The Left Coast Report thinks that when it comes to conservative motivators, Moore is second only to a certain Chappaqua twosome.


Robert Redford Bemoans 'Celebrity Oriented' Press

Thanks to the adoring press, Robert Redford recently got to remind the world that he's not a reporter but played one in a film.

Redford, of course, was in the flick "All the President's Men," which co-starred Dustin Hoffman.

While receiving a lifetime achievement award at the Czech Film Festival, the Sundance CEO remarked: "There are deep similarities going on, but where is the press? Where is the press?"

The actor was chiding the news media for not pursuing a sequel to the investigation of Richard Nixon by launching a probe of President George W. Bush.

"There are strong similarities to what is going on, stonewalling, not telling the truth, getting people under wiretaps," Redford repeated to reporters.

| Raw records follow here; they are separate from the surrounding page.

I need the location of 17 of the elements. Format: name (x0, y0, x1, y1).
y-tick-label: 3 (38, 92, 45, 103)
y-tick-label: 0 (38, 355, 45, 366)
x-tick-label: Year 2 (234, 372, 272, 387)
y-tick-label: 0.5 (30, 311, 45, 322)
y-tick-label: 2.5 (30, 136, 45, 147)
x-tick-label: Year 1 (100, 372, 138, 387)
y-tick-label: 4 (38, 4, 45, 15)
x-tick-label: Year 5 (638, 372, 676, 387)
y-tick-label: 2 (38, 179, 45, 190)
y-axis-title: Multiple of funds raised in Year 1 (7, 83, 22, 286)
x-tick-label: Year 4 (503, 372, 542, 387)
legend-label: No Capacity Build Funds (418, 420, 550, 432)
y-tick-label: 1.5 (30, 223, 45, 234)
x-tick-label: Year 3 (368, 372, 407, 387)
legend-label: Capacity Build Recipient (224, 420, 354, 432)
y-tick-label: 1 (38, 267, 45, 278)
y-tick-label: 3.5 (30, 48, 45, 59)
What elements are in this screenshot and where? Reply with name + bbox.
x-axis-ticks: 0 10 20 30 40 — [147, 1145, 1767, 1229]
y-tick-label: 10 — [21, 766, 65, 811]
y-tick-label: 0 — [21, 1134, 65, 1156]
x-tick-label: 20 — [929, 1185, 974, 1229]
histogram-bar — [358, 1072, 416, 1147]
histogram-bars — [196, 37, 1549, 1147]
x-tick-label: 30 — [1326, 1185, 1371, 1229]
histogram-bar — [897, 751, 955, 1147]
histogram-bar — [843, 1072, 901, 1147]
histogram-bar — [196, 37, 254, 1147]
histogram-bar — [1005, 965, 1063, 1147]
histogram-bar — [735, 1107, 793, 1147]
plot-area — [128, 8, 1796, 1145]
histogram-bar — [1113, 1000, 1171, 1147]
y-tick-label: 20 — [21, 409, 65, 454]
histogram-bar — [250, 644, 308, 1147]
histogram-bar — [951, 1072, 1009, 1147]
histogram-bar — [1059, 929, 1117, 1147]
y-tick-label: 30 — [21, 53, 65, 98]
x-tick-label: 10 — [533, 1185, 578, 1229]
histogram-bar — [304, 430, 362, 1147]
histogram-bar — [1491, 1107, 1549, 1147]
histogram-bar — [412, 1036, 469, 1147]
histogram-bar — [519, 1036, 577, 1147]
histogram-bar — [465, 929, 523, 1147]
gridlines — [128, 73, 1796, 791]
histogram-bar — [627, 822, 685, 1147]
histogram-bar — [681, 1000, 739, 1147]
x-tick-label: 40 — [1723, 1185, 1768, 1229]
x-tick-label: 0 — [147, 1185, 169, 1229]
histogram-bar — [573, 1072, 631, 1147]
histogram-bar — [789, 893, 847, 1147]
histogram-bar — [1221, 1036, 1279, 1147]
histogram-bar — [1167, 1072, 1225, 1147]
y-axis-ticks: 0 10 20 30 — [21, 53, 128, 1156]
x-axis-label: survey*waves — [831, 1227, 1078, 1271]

Commenting on the Iraq war, Redford claimed that the U.S. public continues "to be told things that are not true and what worries me is that we have these brave young American guys risking their lives every day."

Watergate is in the headlines once again because "Deep Throat" has revealed himself to be Mark Felt, former No. 2 at the FBI.

So who better to ruminate about investigations than the Sundancer?

Redford went on to ponder the lack of investigative journalism these days. "The media have changed, we see the ethics have changed," he horse-whispered.

And he griped about how "the press is more, I am sorry to say, celebrity oriented."

The Left Coast Report points out that if the press weren't "celebrity oriented," Redford's deep thoughts would be confined to his private commode.